Th17/Treg differentiation played an important role in homeostasis immune and pathogen clearance. Th 17 differentiation into Treg caused IL-17a to decrease so that activation of autoreactive B cells in producing ACPA autoantibodies decreasing in the HBO treatment group (G2 and G3).16,17 ACPA levels in G3 was lower than in the G2 group but was not significant p = 0.529(p>0.05). It could be explained that consecutive 10-day HBO therapy caused an increasing partial pressure of oxygen to increase the risk of a higher reactive oxygen species (ROS) compared with a non-consecutive one. A 5-day break in G3 group led to a sell given the opportunity to regulate ROS levels were high due to continuous oxygen exposure so that ROS levels decreased. This condition could also cause B autoreactive activity to decrease so that the ACPA level in the G3 group was lower than the G2 group.[18]

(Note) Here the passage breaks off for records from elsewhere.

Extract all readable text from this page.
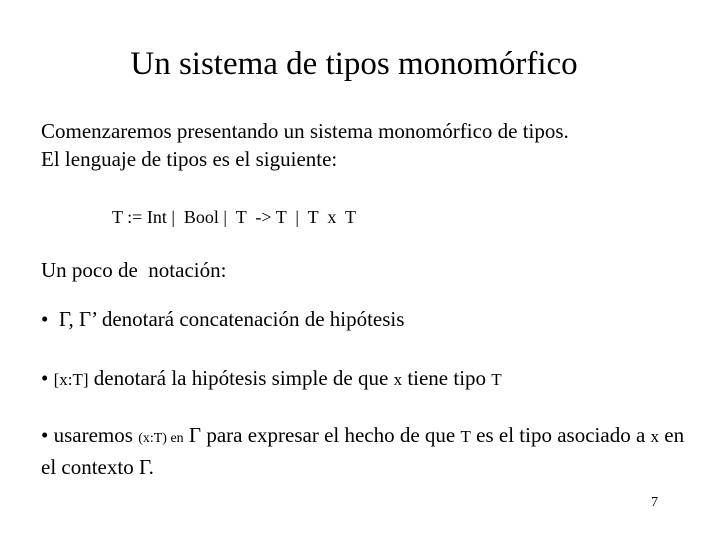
Un sistema de tipos monomórfico
Comenzaremos presentando un sistema monomórfico de tipos.
El lenguaje de tipos es el siguiente:
T := Int |  Bool |  T  -> T  |  T  x  T
Un poco de  notación:
•  Γ, Γ’ denotará concatenación de hipótesis
• [x:T] denotará la hipótesis simple de que x tiene tipo T
• usaremos (x:T) en Γ para expresar el hecho de que T es el tipo asociado a x en el contexto Γ.
7
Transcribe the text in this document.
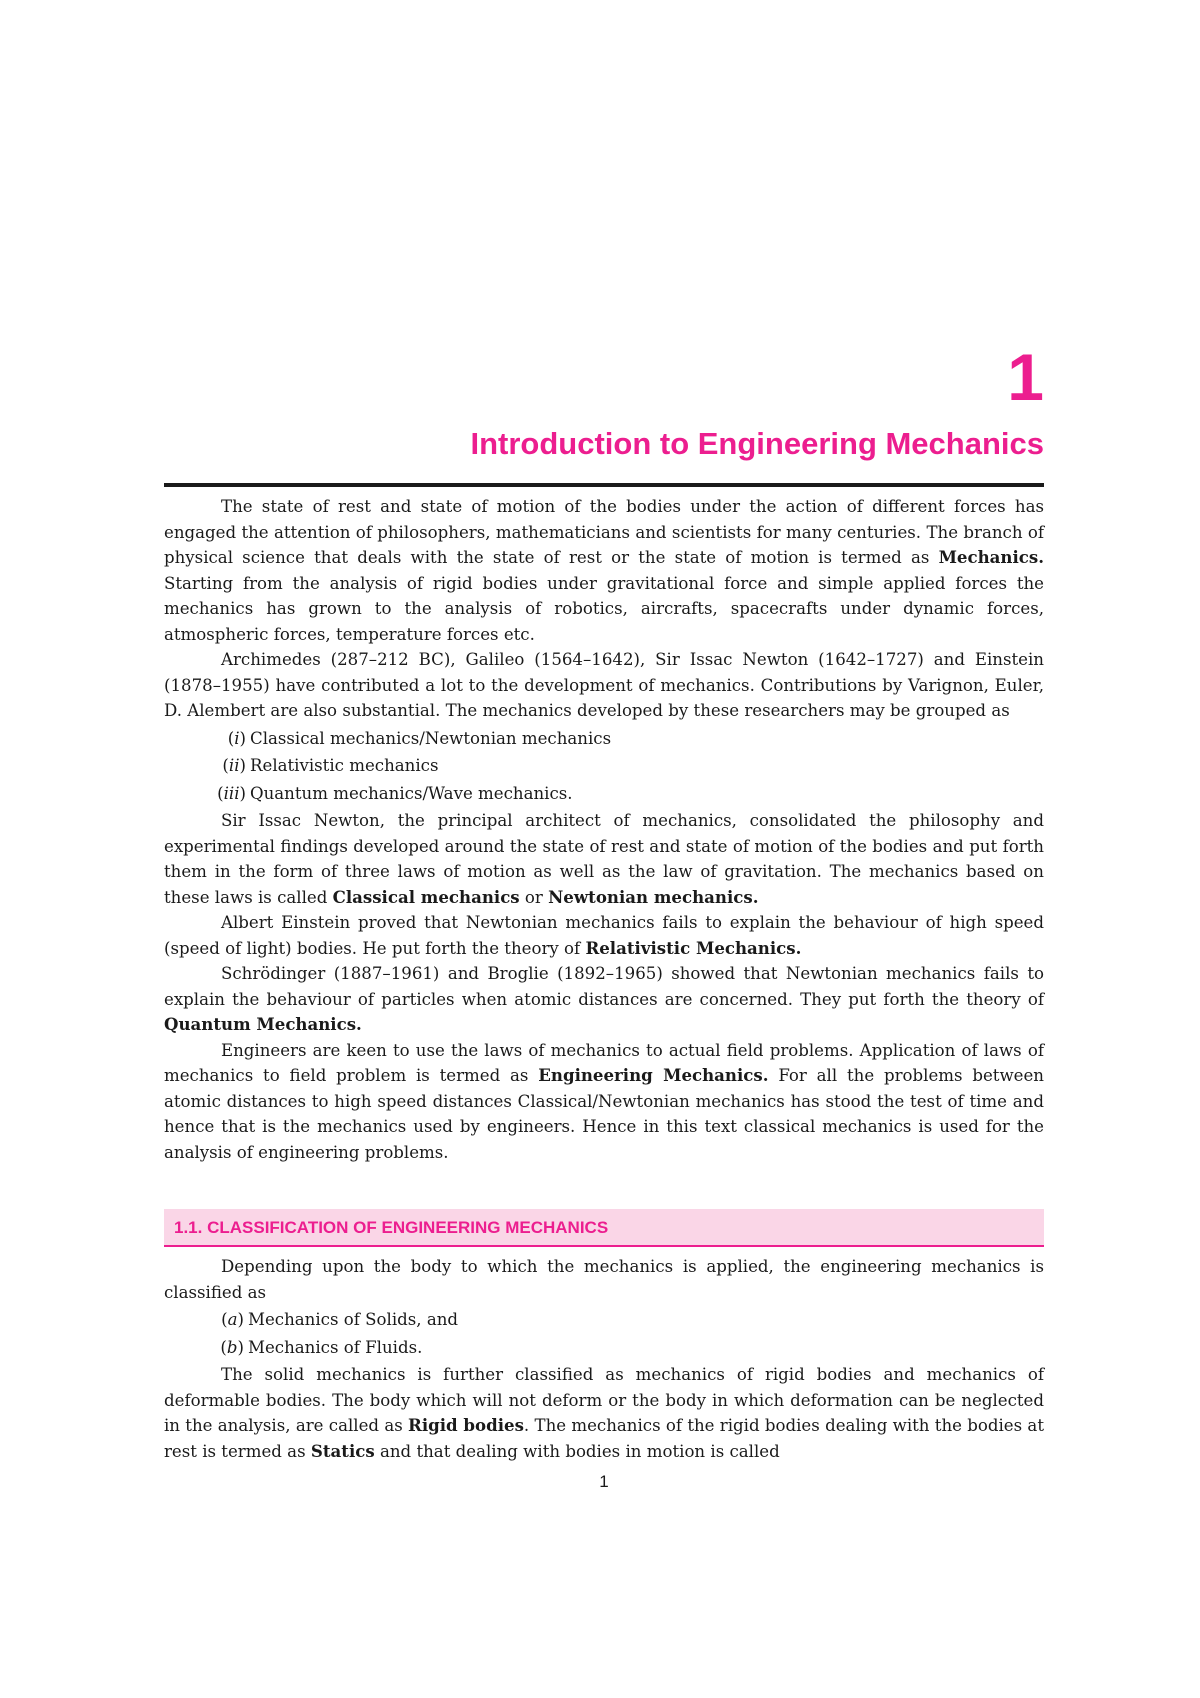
1
Introduction to Engineering Mechanics

The state of rest and state of motion of the bodies under the action of different forces has engaged the attention of philosophers, mathematicians and scientists for many centuries. The branch of physical science that deals with the state of rest or the state of motion is termed as Mechanics. Starting from the analysis of rigid bodies under gravitational force and simple applied forces the mechanics has grown to the analysis of robotics, aircrafts, spacecrafts under dynamic forces, atmospheric forces, temperature forces etc.

Archimedes (287–212 BC), Galileo (1564–1642), Sir Issac Newton (1642–1727) and Einstein (1878–1955) have contributed a lot to the development of mechanics. Contributions by Varignon, Euler, D. Alembert are also substantial. The mechanics developed by these researchers may be grouped as

(i) Classical mechanics/Newtonian mechanics
(ii) Relativistic mechanics
(iii) Quantum mechanics/Wave mechanics.

Sir Issac Newton, the principal architect of mechanics, consolidated the philosophy and experimental findings developed around the state of rest and state of motion of the bodies and put forth them in the form of three laws of motion as well as the law of gravitation. The mechanics based on these laws is called Classical mechanics or Newtonian mechanics.

Albert Einstein proved that Newtonian mechanics fails to explain the behaviour of high speed (speed of light) bodies. He put forth the theory of Relativistic Mechanics.

Schrödinger (1887–1961) and Broglie (1892–1965) showed that Newtonian mechanics fails to explain the behaviour of particles when atomic distances are concerned. They put forth the theory of Quantum Mechanics.

Engineers are keen to use the laws of mechanics to actual field problems. Application of laws of mechanics to field problem is termed as Engineering Mechanics. For all the problems between atomic distances to high speed distances Classical/Newtonian mechanics has stood the test of time and hence that is the mechanics used by engineers. Hence in this text classical mechanics is used for the analysis of engineering problems.

1.1. CLASSIFICATION OF ENGINEERING MECHANICS

Depending upon the body to which the mechanics is applied, the engineering mechanics is classified as

(a) Mechanics of Solids, and
(b) Mechanics of Fluids.

The solid mechanics is further classified as mechanics of rigid bodies and mechanics of deformable bodies. The body which will not deform or the body in which deformation can be neglected in the analysis, are called as Rigid bodies. The mechanics of the rigid bodies dealing with the bodies at rest is termed as Statics and that dealing with bodies in motion is called

1
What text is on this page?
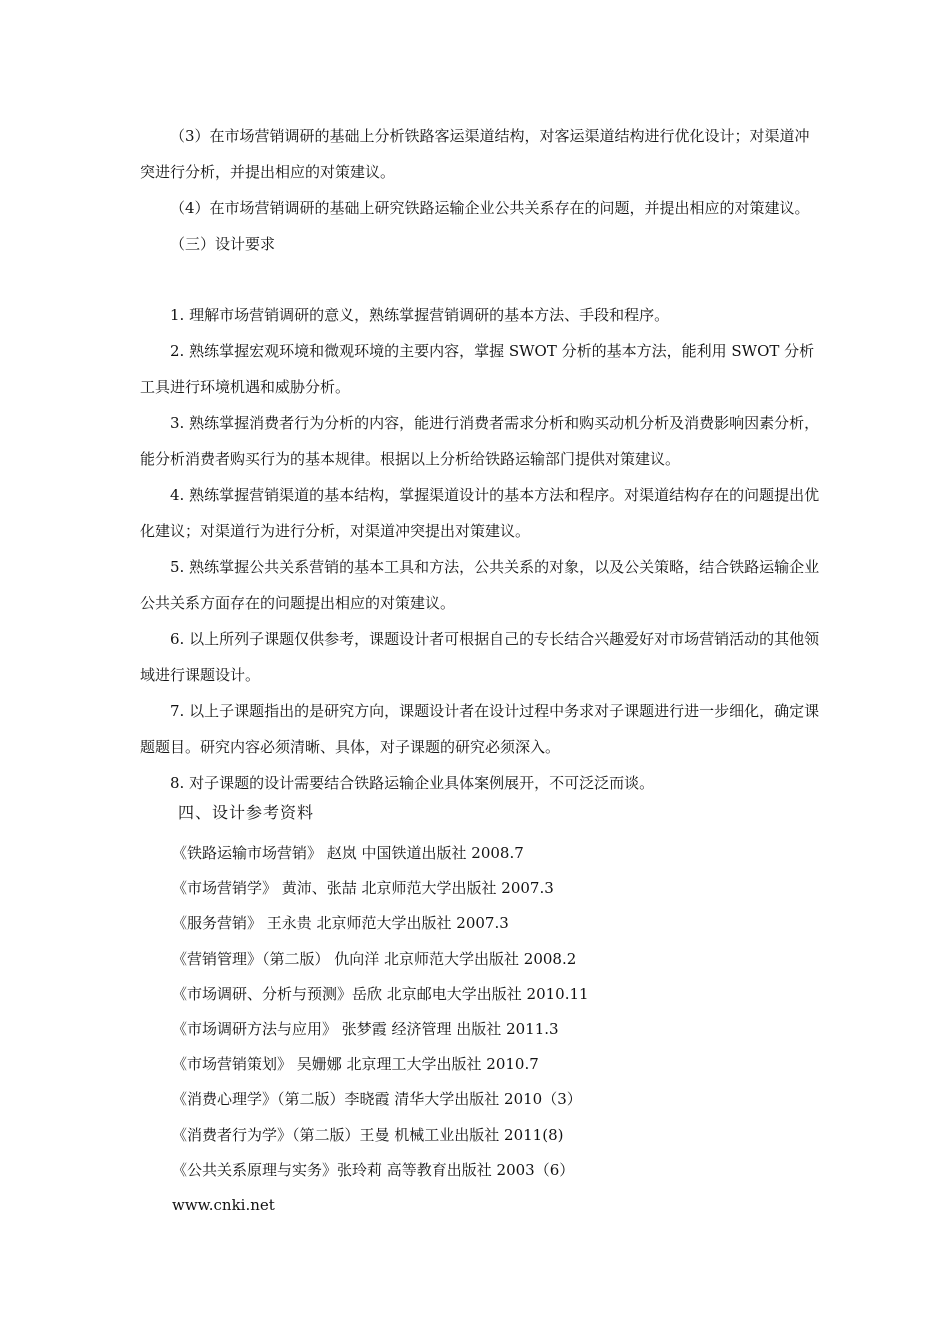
（3）在市场营销调研的基础上分析铁路客运渠道结构，对客运渠道结构进行优化设计；对渠道冲突进行分析，并提出相应的对策建议。

（4）在市场营销调研的基础上研究铁路运输企业公共关系存在的问题，并提出相应的对策建议。

（三）设计要求

1. 理解市场营销调研的意义，熟练掌握营销调研的基本方法、手段和程序。

2. 熟练掌握宏观环境和微观环境的主要内容，掌握 SWOT 分析的基本方法，能利用 SWOT 分析工具进行环境机遇和威胁分析。

3. 熟练掌握消费者行为分析的内容，能进行消费者需求分析和购买动机分析及消费影响因素分析，能分析消费者购买行为的基本规律。根据以上分析给铁路运输部门提供对策建议。

4. 熟练掌握营销渠道的基本结构，掌握渠道设计的基本方法和程序。对渠道结构存在的问题提出优化建议；对渠道行为进行分析，对渠道冲突提出对策建议。

5. 熟练掌握公共关系营销的基本工具和方法，公共关系的对象，以及公关策略，结合铁路运输企业公共关系方面存在的问题提出相应的对策建议。

6. 以上所列子课题仅供参考，课题设计者可根据自己的专长结合兴趣爱好对市场营销活动的其他领域进行课题设计。

7. 以上子课题指出的是研究方向，课题设计者在设计过程中务求对子课题进行进一步细化，确定课题题目。研究内容必须清晰、具体，对子课题的研究必须深入。

8. 对子课题的设计需要结合铁路运输企业具体案例展开，不可泛泛而谈。

四、设计参考资料
《铁路运输市场营销》 赵岚 中国铁道出版社 2008.7
《市场营销学》 黄沛、张喆 北京师范大学出版社 2007.3
《服务营销》 王永贵 北京师范大学出版社 2007.3
《营销管理》（第二版） 仇向洋 北京师范大学出版社 2008.2
《市场调研、分析与预测》岳欣 北京邮电大学出版社 2010.11
《市场调研方法与应用》 张梦霞 经济管理 出版社 2011.3
《市场营销策划》 吴姗娜 北京理工大学出版社 2010.7
《消费心理学》（第二版）李晓霞 清华大学出版社 2010（3）
《消费者行为学》（第二版）王曼 机械工业出版社 2011(8)
《公共关系原理与实务》张玲莉 高等教育出版社 2003（6）
www.cnki.net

Unlike ACPA, IL-17a level in the G2 group was significantly lower than the G3 group. The non-consecutive HBO exposure of a 5-day break in the G3 group resulted inrelative hypoxia in the intra-cell, especially the Th17 lymphocytes required for HIF activation.

This condition could be explained by different in the system of regulation and transcription in cells within every cell of either B cell lymphocytes or T cells. Relative hypoxia was required to stabilize and increase HIF protein expression one of them HIF-1α in inducing differentiation of Treg cells into Th17 with involving E3 ubiquitin-protein ligase, an enzyme encoded by a gene that was a family of seven in absentia homologues (SIAH). The ubiquitin lease E3 SIAH1 and SIAH2 were thought to increase the activity of the IL-17a promoter in the T-cell line and to promote the development of Th17 ex vivo so that the production of IL-17a increased again although not significant.[19]

Conclusions

Exposure to HBO at different doses determines the effectiveness of therapy. Appropriate doses may provide the expected biomolecular effect. HBO 2.4 ATA O2 100% 90 minutes divided by 3 each 30 minutes intervals 2 times 5 minutes breathing with normal air for 10 consecutive days more effective in reducing inflammation than exposure 5 consecutive days, break 5 days, 5 consecutive days in ACIA through decreasing expression of HIF-1α, levels of ACPA and IL-17a so that it can be an alternative therapy that is considered successful in reducing morbidity and mortality of RA patients.

(a) The comparison diagram of the average of ACPA levels in the experimental groups. (b) The comparison diagram of the average IL-17a levels in the experimental groups.